Last week, Marlene Quinn was starring in a television ad explaining how Cincinnati firefighters saved her great-granddaughter, and urging Ohioans to vote against Issue 2 so firefighters could continue to negotiate for proper staffing levels. 

Yesterday, the 78-year-old Quinn was startled to learn that she also was starring in a new ad by the Republican group Building a Better Ohio, her image and words swiped from the Issue 2 opposition ad and spliced to sound like she is a supporter of the anti-collective-bargaining law. 

“I think it’s dishonest and downright deceitful that they would use footage of me to try to play tricks and fool voters,” Quinn said in a statement released by We Are Ohio, the coalition of Democrats and union supporters pushing for a no vote on Issue 2, which would repeal Senate Bill 5. 

“It’s insulting to the brave firefighters that saved the lives of my grandson and my great-granddaughter Zoey. I’m outraged. They did not ask my permission. I feel violated.” 

In the ad titled “Zoey,” Quinn speaks at length about firefighters saving Zoey but not being allowed to negotiate for manpower levels under Issue 2. She criticizes politicians who “don’t care about the middle class.” She says, “Fewer firefighters can mean the difference between life or death.” 

Building a Better Ohio took some of those same phrases and crafted a new ad, splicing her statements with a female narrator who says failing to pass Issue 2 will force firefighter layoffs, which threatens safety because communities have to pay for “excessive benefits” of public workers. The ad ends with Quinn’s statement about “life or death.” 

“That’s the kind of stuff you just don’t do,” Jack Reall, president of the Columbus firefighters union, said of the ad. “This is a group that wants us to believe our politicians are going to do the right thing when it comes to safety, staffing, training.
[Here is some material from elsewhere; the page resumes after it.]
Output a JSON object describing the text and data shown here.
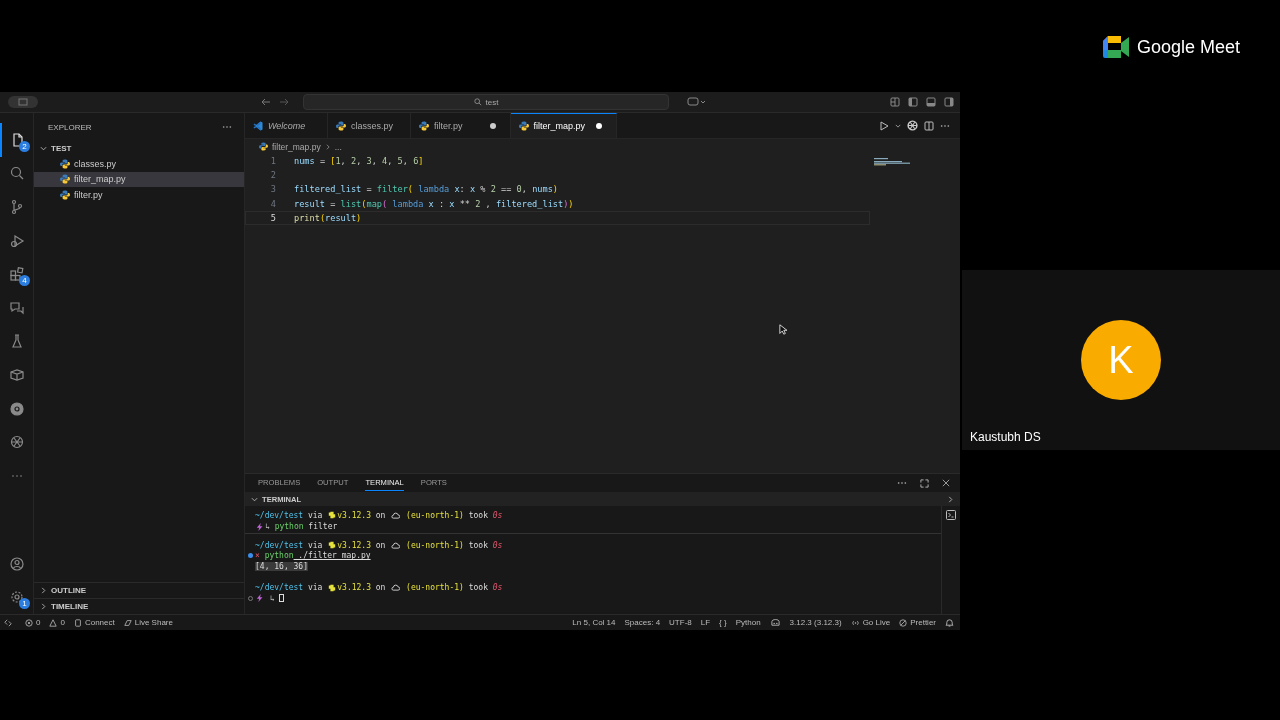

Then you turn around and make a decision like this.” 

We Are Ohio said 10 television stations have pulled the ad, including two affiliated stations, WSYX (Channel 6) and WTTE-TV (Channel 28), and WCMH-TV (Channel 4), all in Columbus. 

The letter, written by Columbus attorney Donald McTigue, told station managers that they bear responsibility for the content of issue ads that they broadcast, and failing to stop the airing of false advertising “can be the cause for the loss of a station’s license.” 

We Are Ohio supporters also criticized their opponents’ previous ad, which featured Fairfield County Republican Chairman Kyle Farmer as a teacher talking about how Issue 2 would benefit education. Farmer teaches at the Fairfield Career Center in Carroll, but union supporters questioned why Republicans could not find teachers who are not political operatives to star in such an ad. 

Swiping footage from an opponent’s ad is not common, but it’s not unprecedented. In 2006, for example, Republican gubernatorial candidate J. Kenneth Blackwell grabbed a frame out of primary opponent Jim Petro’s ad in which an actress said “hypocrite.” Both ads featured the same woman appearing to criticize both candidates. 

Jason Mauk, spokesman for Building a Better Ohio, defended his group’s ad. 

“Opponents of Issue 2 chose to use a personal story to make a political argument, but the same story makes an even more-powerful case for supporting the reasonable reforms we’re asking of our government employees,” he said. “Without Issue 2, our communities will continue to lay off police officers and firefighters because they can’t afford to pay them.” 

Mauk said Issue 2 opponents “don’t like our efforts to set straight their multimillion-dollar campaign of dishonesty and emotional scare tactics.” 

Reall said layoffs are not about collective bargaining: “We’re laying off public safety workers because we’ve cut local government funds, and we’ve decreased taxes on the wealthy by cutting the estate tax.” 

The current two-year state budget, enacted July 1, cuts schools by $780 million and local governments by $633 million. The estate-tax cut starts in 2013.